Dr House byłby lepszy bez chorego w każdym odcinku? Zastanawiam się czy inni mają tak samo jak ja. Bo ja np. gdy mowią coś o chorym to się nudzę a jak są odcinki gdzie prawie albo wcale nie ma przypadku którą trzeba rozgryźć to oglądam od początku do końca z całkowitym zainteresowaniem. Więc: Czy Dr House byłby lepszy bez chorego w każdym odcinku?

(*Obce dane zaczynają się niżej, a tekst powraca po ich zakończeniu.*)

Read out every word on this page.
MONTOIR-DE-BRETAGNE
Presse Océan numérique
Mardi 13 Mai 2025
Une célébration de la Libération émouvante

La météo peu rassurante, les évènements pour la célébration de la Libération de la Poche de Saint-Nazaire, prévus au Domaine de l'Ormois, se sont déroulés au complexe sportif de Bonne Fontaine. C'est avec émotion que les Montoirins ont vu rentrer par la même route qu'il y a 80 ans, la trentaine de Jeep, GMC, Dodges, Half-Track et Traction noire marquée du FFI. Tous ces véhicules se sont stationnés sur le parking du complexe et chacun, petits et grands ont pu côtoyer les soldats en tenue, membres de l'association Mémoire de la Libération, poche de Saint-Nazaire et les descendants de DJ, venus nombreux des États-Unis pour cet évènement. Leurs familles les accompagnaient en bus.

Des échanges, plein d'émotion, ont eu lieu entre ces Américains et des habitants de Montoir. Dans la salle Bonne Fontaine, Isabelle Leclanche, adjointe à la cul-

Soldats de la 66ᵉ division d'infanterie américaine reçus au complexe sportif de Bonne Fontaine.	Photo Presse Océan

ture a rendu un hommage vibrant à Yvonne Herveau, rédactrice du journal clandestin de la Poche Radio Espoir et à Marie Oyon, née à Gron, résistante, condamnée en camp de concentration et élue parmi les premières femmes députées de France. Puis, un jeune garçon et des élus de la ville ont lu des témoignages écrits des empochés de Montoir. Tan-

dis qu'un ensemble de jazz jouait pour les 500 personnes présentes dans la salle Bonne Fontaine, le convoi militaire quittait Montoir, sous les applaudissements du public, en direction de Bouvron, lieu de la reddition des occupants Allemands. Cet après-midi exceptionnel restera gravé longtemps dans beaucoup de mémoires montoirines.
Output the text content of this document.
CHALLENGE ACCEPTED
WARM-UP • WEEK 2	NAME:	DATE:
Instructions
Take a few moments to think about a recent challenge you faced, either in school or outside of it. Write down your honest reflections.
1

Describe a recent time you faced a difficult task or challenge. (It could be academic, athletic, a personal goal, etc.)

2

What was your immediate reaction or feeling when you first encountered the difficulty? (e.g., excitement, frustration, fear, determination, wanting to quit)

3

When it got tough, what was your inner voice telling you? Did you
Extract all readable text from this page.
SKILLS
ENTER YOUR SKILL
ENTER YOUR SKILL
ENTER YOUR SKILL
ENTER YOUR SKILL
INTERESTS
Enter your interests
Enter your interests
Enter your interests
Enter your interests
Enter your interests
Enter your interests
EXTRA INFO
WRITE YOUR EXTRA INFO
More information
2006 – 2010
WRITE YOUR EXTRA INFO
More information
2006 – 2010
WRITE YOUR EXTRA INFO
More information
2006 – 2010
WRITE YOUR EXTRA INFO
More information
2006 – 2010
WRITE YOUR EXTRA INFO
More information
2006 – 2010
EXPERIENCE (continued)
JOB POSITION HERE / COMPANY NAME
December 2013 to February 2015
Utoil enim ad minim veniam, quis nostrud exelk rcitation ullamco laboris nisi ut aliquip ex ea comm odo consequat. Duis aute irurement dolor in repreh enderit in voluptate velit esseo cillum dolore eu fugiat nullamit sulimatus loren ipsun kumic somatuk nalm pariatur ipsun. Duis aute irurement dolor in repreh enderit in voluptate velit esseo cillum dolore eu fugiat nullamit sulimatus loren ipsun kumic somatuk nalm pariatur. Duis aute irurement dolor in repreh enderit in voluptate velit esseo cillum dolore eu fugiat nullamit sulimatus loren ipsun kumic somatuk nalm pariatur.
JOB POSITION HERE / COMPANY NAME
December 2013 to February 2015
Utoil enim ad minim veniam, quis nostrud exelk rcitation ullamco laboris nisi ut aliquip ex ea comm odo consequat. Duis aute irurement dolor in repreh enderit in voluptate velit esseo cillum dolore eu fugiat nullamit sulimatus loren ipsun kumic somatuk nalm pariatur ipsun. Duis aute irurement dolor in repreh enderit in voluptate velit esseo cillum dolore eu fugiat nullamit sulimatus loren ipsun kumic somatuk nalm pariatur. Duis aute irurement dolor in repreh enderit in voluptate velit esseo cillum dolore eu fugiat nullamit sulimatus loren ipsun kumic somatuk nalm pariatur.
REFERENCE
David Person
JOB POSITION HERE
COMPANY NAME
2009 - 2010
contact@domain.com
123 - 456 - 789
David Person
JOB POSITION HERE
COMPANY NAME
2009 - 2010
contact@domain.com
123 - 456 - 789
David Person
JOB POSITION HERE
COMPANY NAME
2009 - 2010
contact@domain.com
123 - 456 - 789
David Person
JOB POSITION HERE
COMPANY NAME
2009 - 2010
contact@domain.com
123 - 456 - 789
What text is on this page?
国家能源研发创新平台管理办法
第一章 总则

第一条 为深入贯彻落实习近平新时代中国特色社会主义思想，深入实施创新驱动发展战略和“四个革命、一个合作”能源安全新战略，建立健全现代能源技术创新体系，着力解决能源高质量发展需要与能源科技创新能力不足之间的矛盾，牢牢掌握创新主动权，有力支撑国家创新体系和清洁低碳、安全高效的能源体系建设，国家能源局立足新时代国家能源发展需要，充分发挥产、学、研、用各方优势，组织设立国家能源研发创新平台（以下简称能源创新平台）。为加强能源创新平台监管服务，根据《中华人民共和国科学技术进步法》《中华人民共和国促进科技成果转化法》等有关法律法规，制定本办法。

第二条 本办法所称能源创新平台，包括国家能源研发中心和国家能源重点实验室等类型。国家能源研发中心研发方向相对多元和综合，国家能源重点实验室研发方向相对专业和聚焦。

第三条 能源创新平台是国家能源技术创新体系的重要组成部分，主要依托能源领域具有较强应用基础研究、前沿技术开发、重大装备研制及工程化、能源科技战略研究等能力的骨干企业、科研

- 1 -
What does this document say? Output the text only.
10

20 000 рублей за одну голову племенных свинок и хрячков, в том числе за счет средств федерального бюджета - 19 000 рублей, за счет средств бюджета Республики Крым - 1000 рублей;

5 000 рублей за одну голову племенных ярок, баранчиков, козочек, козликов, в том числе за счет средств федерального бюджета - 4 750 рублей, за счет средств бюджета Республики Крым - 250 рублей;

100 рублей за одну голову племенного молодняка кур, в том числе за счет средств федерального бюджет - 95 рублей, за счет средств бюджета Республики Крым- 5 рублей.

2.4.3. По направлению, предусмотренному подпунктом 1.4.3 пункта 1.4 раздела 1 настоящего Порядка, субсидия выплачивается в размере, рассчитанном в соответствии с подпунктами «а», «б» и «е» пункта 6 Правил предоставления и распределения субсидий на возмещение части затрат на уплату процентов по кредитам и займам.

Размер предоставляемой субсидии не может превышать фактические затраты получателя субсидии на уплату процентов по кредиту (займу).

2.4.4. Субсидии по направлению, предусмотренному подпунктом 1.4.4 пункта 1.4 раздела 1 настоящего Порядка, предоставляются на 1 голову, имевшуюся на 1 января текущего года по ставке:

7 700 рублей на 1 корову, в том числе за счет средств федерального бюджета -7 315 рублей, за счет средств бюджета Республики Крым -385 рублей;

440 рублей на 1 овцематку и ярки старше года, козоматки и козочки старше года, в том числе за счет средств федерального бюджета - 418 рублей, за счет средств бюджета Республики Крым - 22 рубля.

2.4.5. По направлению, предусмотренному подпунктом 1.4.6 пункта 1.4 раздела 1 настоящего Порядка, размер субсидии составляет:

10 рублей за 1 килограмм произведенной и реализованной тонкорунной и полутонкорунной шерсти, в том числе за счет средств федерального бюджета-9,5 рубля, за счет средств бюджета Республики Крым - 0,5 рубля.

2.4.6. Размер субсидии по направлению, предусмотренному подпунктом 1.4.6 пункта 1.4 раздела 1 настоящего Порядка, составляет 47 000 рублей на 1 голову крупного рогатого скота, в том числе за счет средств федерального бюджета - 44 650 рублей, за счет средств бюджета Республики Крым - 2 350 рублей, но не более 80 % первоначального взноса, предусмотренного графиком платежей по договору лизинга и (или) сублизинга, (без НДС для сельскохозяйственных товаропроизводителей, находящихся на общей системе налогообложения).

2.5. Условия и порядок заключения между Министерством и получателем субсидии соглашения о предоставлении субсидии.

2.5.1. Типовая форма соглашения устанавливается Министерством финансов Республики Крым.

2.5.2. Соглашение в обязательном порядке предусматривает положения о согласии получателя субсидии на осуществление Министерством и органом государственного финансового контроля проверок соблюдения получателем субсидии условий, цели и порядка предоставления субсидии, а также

Zastanów się jakim serialem stałby się wtedy dr House. Byłby to kolejny serial o miłości, miłości, miłości..blee. Wątek samego House'a po którymś odcinku nie byłby już tak ciekawy. Nie wiem ja tego w ogóle nie widzę. Co by ten serial odróżniało od samej postaci House? wydaje mi sie że nic...
House bez chorych to jak Sherlock Holmes bez przestępców itd. Twierdzenie czym był by house bez chorych jest głupotą ! Jest to serial w szpitalu, wiec chorzy muszą być... Fakt nr2: Bartek, to już twoja sprawa czy oglądasz odcinki z, czy bez chorych , ale większość owych sytuacji , które cie tak ciekawią , często są przyczyna owego chorego , który im się trafia ;)
Odpowiadając na twe pytanie : Dr House nie istniałby bez chorego!